PURPOSE: Recent theory has been developed to estimate volume from a systematic sample of tissue slices of a given thickness and to predict the corresponding error. Our goal was to check the error prediction formulas by resampling and to determine the minimum number of MR slices required to estimate the volumes of the cerebrum and of the compartments of gray matter (GM) and white matter (WM) with prescribed errors. METHOD: Our working data set comprised the GM and WM segmentations obtained from a paradigmatic high signal-to-noise ratio 3D spoiled GRASS MR volume data set for a single healthy human subject. The data were classified using a fuzzy clustering minimum distance algorithm. We thereby obtained a stack of 183 serial coronal slices of 1 mm thickness encompassing the whole cerebrum.

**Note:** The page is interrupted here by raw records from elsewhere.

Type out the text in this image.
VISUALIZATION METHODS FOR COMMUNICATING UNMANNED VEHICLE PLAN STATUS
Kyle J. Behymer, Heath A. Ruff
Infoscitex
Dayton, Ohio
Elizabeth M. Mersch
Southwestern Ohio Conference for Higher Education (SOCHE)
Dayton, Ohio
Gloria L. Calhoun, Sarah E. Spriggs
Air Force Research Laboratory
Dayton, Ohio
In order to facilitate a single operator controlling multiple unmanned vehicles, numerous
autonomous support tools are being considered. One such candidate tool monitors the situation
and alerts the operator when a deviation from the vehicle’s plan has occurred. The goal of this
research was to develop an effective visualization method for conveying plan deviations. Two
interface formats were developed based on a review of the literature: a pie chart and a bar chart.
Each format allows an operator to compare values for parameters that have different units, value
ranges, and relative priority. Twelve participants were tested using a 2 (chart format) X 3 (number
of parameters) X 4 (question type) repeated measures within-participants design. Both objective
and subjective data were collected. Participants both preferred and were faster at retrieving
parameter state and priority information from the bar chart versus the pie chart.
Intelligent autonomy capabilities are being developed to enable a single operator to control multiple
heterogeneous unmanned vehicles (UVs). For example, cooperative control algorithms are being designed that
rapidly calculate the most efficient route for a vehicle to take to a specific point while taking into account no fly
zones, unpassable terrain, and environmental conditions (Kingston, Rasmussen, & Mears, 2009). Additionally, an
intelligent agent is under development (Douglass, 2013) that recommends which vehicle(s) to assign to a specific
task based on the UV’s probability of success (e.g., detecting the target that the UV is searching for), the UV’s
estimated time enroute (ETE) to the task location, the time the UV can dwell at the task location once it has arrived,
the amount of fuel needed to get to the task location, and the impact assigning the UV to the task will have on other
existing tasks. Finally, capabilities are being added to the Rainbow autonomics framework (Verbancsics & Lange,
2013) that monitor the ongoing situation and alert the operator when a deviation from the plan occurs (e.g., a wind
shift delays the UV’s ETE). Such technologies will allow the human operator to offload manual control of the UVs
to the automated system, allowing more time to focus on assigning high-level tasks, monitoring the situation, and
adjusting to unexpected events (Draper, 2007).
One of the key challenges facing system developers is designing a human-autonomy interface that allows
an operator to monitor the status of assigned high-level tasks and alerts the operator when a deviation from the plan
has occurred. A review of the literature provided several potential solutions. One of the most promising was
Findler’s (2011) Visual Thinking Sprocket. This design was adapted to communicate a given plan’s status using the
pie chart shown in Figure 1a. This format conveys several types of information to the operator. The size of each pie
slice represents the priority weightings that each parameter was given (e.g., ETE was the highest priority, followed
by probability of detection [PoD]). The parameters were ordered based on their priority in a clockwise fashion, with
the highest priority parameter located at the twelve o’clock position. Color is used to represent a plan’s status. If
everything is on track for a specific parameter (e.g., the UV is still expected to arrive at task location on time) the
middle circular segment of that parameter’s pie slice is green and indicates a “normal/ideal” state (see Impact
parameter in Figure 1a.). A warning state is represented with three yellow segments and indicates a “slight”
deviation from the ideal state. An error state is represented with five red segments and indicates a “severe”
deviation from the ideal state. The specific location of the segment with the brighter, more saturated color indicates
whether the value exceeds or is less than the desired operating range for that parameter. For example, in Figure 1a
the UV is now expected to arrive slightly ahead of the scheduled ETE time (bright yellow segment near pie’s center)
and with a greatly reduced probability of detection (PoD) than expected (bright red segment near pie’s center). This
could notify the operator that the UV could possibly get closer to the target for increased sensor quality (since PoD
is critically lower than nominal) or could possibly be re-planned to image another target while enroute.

Empirical resampling was carried out using the corresponding data vectors, and the theoretical error predictors were thereby checked for slice thicknesses of 1, 3, 9, and 27 mm, with a distance of 45 mm between slice midplanes. RESULTS: Irrespective of slice thickness, a minimum of 3, 5, and 10 slices provided estimates of the true total volume of GM and WM in the cerebrum with coefficients of error (CEs) of 10, 5, and 3%, respectively, where CE(V)% = 100 x SE(V)/V. For the cerebrum, a minimum of two, three, and four slices were required for CEs of the same precision. CONCLUSION: In combination with high signal-to-noise ratio and enhanced tissue contrast, Cavalieri slices are the most appropriate for MRI, they supply unbiased and highly efficient volume estimates of brain compartments. For a given number of slices, CE(V) decreases rapidly when the slices are thicker than the gaps between them; when the slices are thinner than the gaps, then CE(V) is similar to that in the situation when the slice thickness is zero.